Trente ans plus tard, il ne pouvait une fois de plus qu'aboutir à la même conclusion: décidément, les fem­mes étaient meilleures que les hommes. Elles étaient plus caressantes, plus aimantes, plus compatissantes et plus douces; moins portées à la violence, à l'égoïsme, à l'affirmation de soi, à la cruauté. Elles étaient en outre plus raisonnables, plus intelligentes et plus travail­leuses.

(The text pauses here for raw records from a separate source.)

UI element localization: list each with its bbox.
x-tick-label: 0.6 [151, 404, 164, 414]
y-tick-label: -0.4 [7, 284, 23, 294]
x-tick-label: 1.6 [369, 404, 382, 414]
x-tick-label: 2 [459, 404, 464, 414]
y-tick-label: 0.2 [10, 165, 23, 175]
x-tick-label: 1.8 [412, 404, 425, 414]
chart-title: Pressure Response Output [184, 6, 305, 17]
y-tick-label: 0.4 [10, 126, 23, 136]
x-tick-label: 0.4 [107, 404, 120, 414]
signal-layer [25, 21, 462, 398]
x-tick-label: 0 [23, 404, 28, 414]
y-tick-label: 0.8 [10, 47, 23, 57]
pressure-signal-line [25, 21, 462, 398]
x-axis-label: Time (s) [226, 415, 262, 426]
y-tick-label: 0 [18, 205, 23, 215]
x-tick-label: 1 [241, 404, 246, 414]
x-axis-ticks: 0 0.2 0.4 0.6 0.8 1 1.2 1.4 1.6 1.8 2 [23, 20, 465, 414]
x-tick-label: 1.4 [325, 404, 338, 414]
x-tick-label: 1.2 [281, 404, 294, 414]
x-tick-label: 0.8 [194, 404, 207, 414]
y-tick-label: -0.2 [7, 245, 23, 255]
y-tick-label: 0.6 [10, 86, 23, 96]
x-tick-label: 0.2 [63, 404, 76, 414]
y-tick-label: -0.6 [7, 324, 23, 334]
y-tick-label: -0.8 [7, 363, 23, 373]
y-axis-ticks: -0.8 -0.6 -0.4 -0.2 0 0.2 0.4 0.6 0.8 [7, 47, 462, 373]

Au fond, se demandait Michel en observant les mou­vements du soleil sur les rideaux, à quoi servaient les hommes? Il est possible qu'à des époques antérieures, où les ours étaient nombreux, la virilité ait pu jouer un rôle spécifique et irremplaçable; mais depuis quelques siècles, les hommes ne servaient visiblement à peu près plus à rien. Ils trompaient parfois leur ennui en faisant des parties de tennis, ce qui était un moindre mal; mais parfois aussi ils estimaient utile de faire avancer l'his­toire, c'est-à-dire essentiellement de provoquer des révolutions et des guerres. Outre les souffrances absur­des qu'elles provoquaient, les révolutions et les guerres détruisaient le meilleur du passé, obligeant à chaque fois à faire table rase pour rebâtir. Non inscrite dans le cours régulier d'une ascension progressive, l'évolution humaine acquérait ainsi un tour chaotique, déstructuré, irrégulier et violent. Tout cela les hommes (avec leur goût du risque et du jeu, leur vanité grotesque, leur irresponsabilité, leur violence foncière) en étaient directement et exclusivement responsables. Un monde composé de femmes serait à tous points de vue infini­ment supérieur; il évoluerait plus lentement, mais avec régularité, sans retours en arrière et sans remises en cause néfastes, vers un état de bonheur commun.